Do encontro com estes pensamentos e experiências, Gal Martins expõe um dos argumentos que compõem o espetáculo:

“É conveniente manter a sombra oculta e invisível aos olhos de uma sociedade sujeitada a valores de consumo, que legitima enunciados científicos em torno de uma idealização de saúde. Essa perspectiva ocidental, forjada histórica e linguisticamente, extrai a singularidade expressiva e a potência de produção do ‘louco’. O inscreve na vulnerabilidade, no abandono, na miséria e na subjetividade-lixo, que impõem sua dependência aos tratamentos de contenção, ao consumo de medicamentos, substituindo o confinamento do passado, pelos controles farmacológicos e institucionais do presente”.
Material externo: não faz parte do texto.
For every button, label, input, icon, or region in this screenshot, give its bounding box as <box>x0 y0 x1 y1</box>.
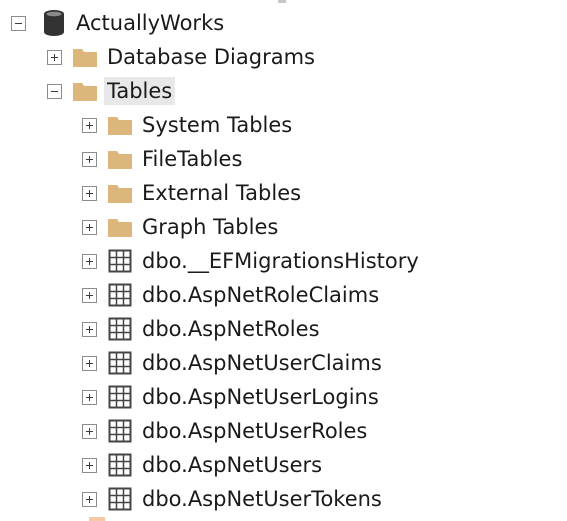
table-icon <box>106 281 134 309</box>
folder-label[interactable]: External Tables <box>139 179 304 207</box>
expand-toggle[interactable] <box>82 253 97 269</box>
folder-label[interactable]: FileTables <box>139 145 245 173</box>
expand-toggle[interactable] <box>47 49 62 65</box>
tree-node-table[interactable]: dbo.AspNetUserClaims <box>82 346 385 380</box>
tree-node-system-tables[interactable]: System Tables <box>82 108 295 142</box>
database-label[interactable]: ActuallyWorks <box>73 9 227 37</box>
table-label[interactable]: dbo.AspNetRoleClaims <box>139 281 382 309</box>
table-label[interactable]: dbo.AspNetUsers <box>139 451 325 479</box>
tree-node-external-tables[interactable]: External Tables <box>82 176 304 210</box>
folder-label[interactable]: Database Diagrams <box>104 43 318 71</box>
table-icon <box>106 247 134 275</box>
expand-toggle[interactable] <box>82 287 97 303</box>
object-explorer-tree: ActuallyWorks Database Diagrams Tables S… <box>0 0 567 521</box>
folder-icon <box>106 111 134 139</box>
tree-node-table[interactable]: dbo.AspNetUsers <box>82 448 325 482</box>
clipped-row-above <box>278 0 286 3</box>
folder-label-selected[interactable]: Tables <box>104 77 176 105</box>
tree-node-table[interactable]: dbo.AspNetRoleClaims <box>82 278 382 312</box>
expand-toggle[interactable] <box>82 185 97 201</box>
table-label[interactable]: dbo.__EFMigrationsHistory <box>139 247 422 275</box>
expand-toggle[interactable] <box>82 423 97 439</box>
tree-node-table[interactable]: dbo.AspNetRoles <box>82 312 323 346</box>
expand-toggle[interactable] <box>82 219 97 235</box>
tree-node-table[interactable]: dbo.__EFMigrationsHistory <box>82 244 422 278</box>
expand-toggle[interactable] <box>82 457 97 473</box>
table-label[interactable]: dbo.AspNetUserTokens <box>139 485 385 513</box>
folder-icon <box>71 43 99 71</box>
tree-node-tables[interactable]: Tables <box>47 74 176 108</box>
folder-icon <box>106 179 134 207</box>
expand-toggle[interactable] <box>82 389 97 405</box>
folder-icon <box>106 213 134 241</box>
folder-icon <box>106 145 134 173</box>
folder-icon <box>71 77 99 105</box>
table-label[interactable]: dbo.AspNetUserClaims <box>139 349 385 377</box>
table-label[interactable]: dbo.AspNetRoles <box>139 315 323 343</box>
expand-toggle[interactable] <box>82 355 97 371</box>
collapse-toggle[interactable] <box>47 83 62 99</box>
table-icon <box>106 349 134 377</box>
clipped-row-below <box>89 517 105 521</box>
tree-node-table[interactable]: dbo.AspNetUserLogins <box>82 380 382 414</box>
table-icon <box>106 383 134 411</box>
expand-toggle[interactable] <box>82 117 97 133</box>
tree-node-table[interactable]: dbo.AspNetUserRoles <box>82 414 370 448</box>
table-icon <box>106 451 134 479</box>
table-icon <box>106 315 134 343</box>
expand-toggle[interactable] <box>82 151 97 167</box>
tree-node-filetables[interactable]: FileTables <box>82 142 245 176</box>
table-icon <box>106 417 134 445</box>
tree-node-database-diagrams[interactable]: Database Diagrams <box>47 40 318 74</box>
tree-node-graph-tables[interactable]: Graph Tables <box>82 210 281 244</box>
expand-toggle[interactable] <box>82 321 97 337</box>
table-label[interactable]: dbo.AspNetUserRoles <box>139 417 370 445</box>
tree-node-table[interactable]: dbo.AspNetUserTokens <box>82 482 385 516</box>
folder-label[interactable]: System Tables <box>139 111 295 139</box>
table-icon <box>106 485 134 513</box>
expand-toggle[interactable] <box>82 491 97 507</box>
tree-node-database[interactable]: ActuallyWorks <box>11 6 227 40</box>
folder-label[interactable]: Graph Tables <box>139 213 281 241</box>
database-icon <box>40 9 68 37</box>
collapse-toggle[interactable] <box>11 15 26 31</box>
table-label[interactable]: dbo.AspNetUserLogins <box>139 383 382 411</box>
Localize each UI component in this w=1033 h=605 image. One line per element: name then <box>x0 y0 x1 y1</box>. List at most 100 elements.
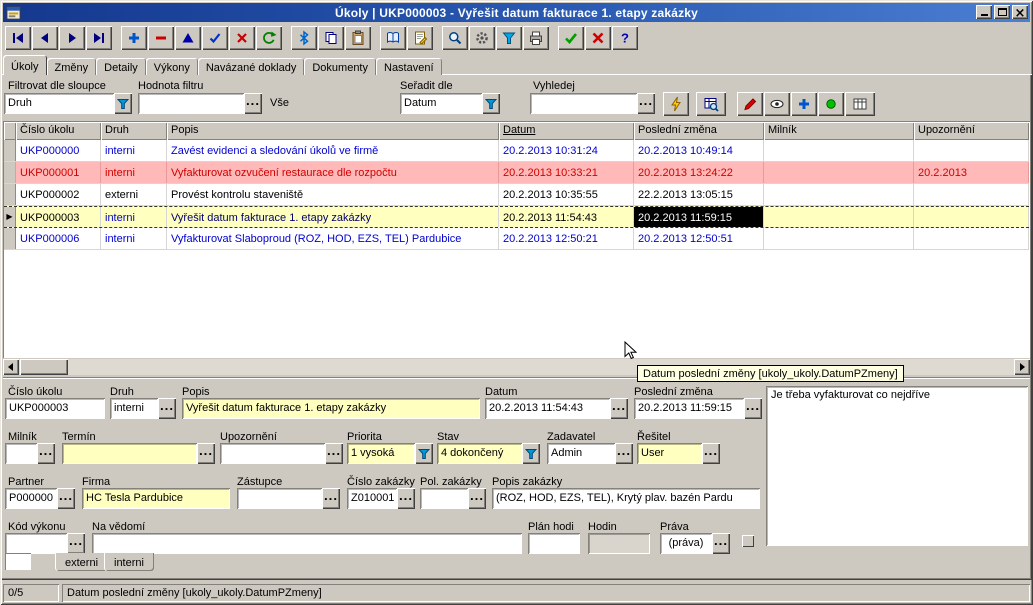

Deste modo, a poética do espetáculo pretende ultrapassar a mera denúncia ao capitalismo para fomentar empatias marginais e produzir percepções que levam o espectador a vivenciar processos que são humanos, mas que o sistema segregador institui como desvio, sintoma e doença indesejada. Nesta poética, a loucura das pessoas se afirma como potência singular que cria possíveis comuns, as situa num mundo e legitima uma vida.161028-ciasansacroma3

Estrutura cênica

O espetáculo tem uma estrutura cênica alternativa e sensorial. A música ao vivo e a ocupação numa instalação coreográfica deslocam o público para uma lógica dos sentidos e o retira da lógica do consumo que organiza a vida contemporânea. As sensações e reações motoras dos que assistem, vão compor a dramaturgia do espetáculo.

As estações coreográficas do espetáculo delineiam e revelam o quanto pode ser poderoso o ato de narrar e expressar um sofrimento. Narrativa gestual que se torna um ato de resistência política, afecção sensível e transformação de realidade social.

Sobre a Cia. Sansacroma – Criada em 2002 pela atriz, dançarina e coreógrafa Gal Martins, a Cia. Sansacroma tem se dedicado a desenvolver trabalhos baseados no hibridismo característico às criações coreográficas na contemporaneidade. Sua produção artística focaliza temas pertinentes à sociedade atual, no modo em que chegam e afetam a todos diretamente, seja no cotidiano das ruas, nas relações sociais e interpessoais, na mídia ou na própria arte. A Dança da Indignação, conceito criado pela artista, norteia a pesquisa de linguagem estética da companhia, que pretende reverberar no ato dançante as indignações coletivas, numa abordagem política-poética que aponta para as intersecções entre arte e vida. Tendo feito uma escolha singular ao atuar diretamente na periferia sul de São Paulo, este território influencia diretamente o seu processo artístico. O ponto de partida das criações são as poéticas do corpo negro, que circulam na população dessa região, a qual a companhia chama de indigenordestinafricana.